I was heading for Memphis. Knowing the weather was going to turn I got onto the interstate highway. I could see the clouds gathering behind me. The clear, white sky began to become a darker and darker blue. No worries I thought as I was making progress on the interstate ahead of the storm. Twenty miles from Memphis - the interstate sign flashes "Roadworks, delays. Find alternate routes". Before I could think I was stationary. Discovered filtering through traffic is a sin in the US. Didn't stop me but did slow me down. And then the rain caught up. I arrived sodden - but this would only be a taster of what the weather could really unleash. 

The reason I was in Memphis was of course to learn more about the great man. No not Elvis but Martin Luther King who was shot dead there.
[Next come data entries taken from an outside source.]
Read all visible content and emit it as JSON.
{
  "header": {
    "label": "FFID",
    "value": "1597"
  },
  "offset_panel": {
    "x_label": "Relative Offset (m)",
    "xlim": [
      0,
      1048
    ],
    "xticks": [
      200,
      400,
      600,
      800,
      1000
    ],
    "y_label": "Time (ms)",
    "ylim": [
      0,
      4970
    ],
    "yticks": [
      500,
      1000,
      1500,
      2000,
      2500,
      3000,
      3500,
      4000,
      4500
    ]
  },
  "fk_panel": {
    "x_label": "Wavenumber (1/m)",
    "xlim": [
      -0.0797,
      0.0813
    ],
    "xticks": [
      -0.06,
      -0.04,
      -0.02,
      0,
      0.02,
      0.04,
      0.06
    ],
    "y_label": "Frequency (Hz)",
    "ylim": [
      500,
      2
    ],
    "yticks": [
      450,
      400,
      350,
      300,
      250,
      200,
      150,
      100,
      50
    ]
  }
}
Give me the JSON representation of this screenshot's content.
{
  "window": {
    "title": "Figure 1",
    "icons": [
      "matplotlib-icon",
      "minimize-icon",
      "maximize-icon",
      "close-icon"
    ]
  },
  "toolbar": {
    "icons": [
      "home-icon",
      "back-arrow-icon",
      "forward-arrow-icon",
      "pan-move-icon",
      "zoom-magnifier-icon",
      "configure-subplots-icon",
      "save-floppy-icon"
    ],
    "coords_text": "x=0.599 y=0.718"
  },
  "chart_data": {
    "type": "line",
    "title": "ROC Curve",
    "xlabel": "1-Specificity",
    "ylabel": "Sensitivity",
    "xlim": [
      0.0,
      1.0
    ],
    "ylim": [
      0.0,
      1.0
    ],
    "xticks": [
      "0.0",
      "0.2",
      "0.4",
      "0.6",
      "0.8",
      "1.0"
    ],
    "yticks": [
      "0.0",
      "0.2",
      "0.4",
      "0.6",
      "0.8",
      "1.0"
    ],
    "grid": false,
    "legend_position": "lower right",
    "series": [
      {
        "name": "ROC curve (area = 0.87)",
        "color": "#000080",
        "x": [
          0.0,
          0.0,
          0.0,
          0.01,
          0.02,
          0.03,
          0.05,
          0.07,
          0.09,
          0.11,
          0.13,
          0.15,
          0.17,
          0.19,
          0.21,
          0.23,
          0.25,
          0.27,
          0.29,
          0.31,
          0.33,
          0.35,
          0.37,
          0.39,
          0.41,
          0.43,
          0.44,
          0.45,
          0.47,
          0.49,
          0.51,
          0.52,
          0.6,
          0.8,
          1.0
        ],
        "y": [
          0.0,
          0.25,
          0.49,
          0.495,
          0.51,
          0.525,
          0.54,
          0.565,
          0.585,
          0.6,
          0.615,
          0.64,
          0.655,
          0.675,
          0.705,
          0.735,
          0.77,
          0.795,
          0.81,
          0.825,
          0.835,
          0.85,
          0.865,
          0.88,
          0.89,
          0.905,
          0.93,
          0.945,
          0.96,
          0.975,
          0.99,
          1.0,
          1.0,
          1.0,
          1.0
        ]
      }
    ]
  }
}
At this very spot, on this balcony at the Lorraine Motel in downtown Memphis (blacks only and very similar to the sort of places I have been staying), King was shot (see wreath) . The killer - James Earl Ray - was later caught at Heathrow airport. The Motel has been turned into a Civil Rights Museum tracking the fight from the beginning of slavery through the American Civil War to King and onto today. Moving and inspirational.

Conscious that today's forecast was as yesterday - but worse, I headed off for Jackson, Tennessee about a hundred miles north east. It was starting to rain but I got into the hotel ok. Turned the TV to hear an alarm and repeated message.

This was a major thunderstorm and Jackson was dead centre on its path. Advice was "if unable to get shelter - find a ditch and curl up into a ball". Looking out the window didn't look good either.


And then it hit..


Sheets of torrential, horizontal rain, lightning and gale force winds - alarms going off, flagpoles bending. Daylight turned to night in moments. The worst storm I have experienced (luckily I was watching from a hotel room).

Final words of the day to Mr King - his request for the funeral was (there was speculation that he knew his day had come) "..not to mention that I have a Nobel Peace Award...That's not important...I'd like somebody to mention that Martin Luther King tried to give his life serving others...I want you to say that I tried to love and serve humanity". A great man.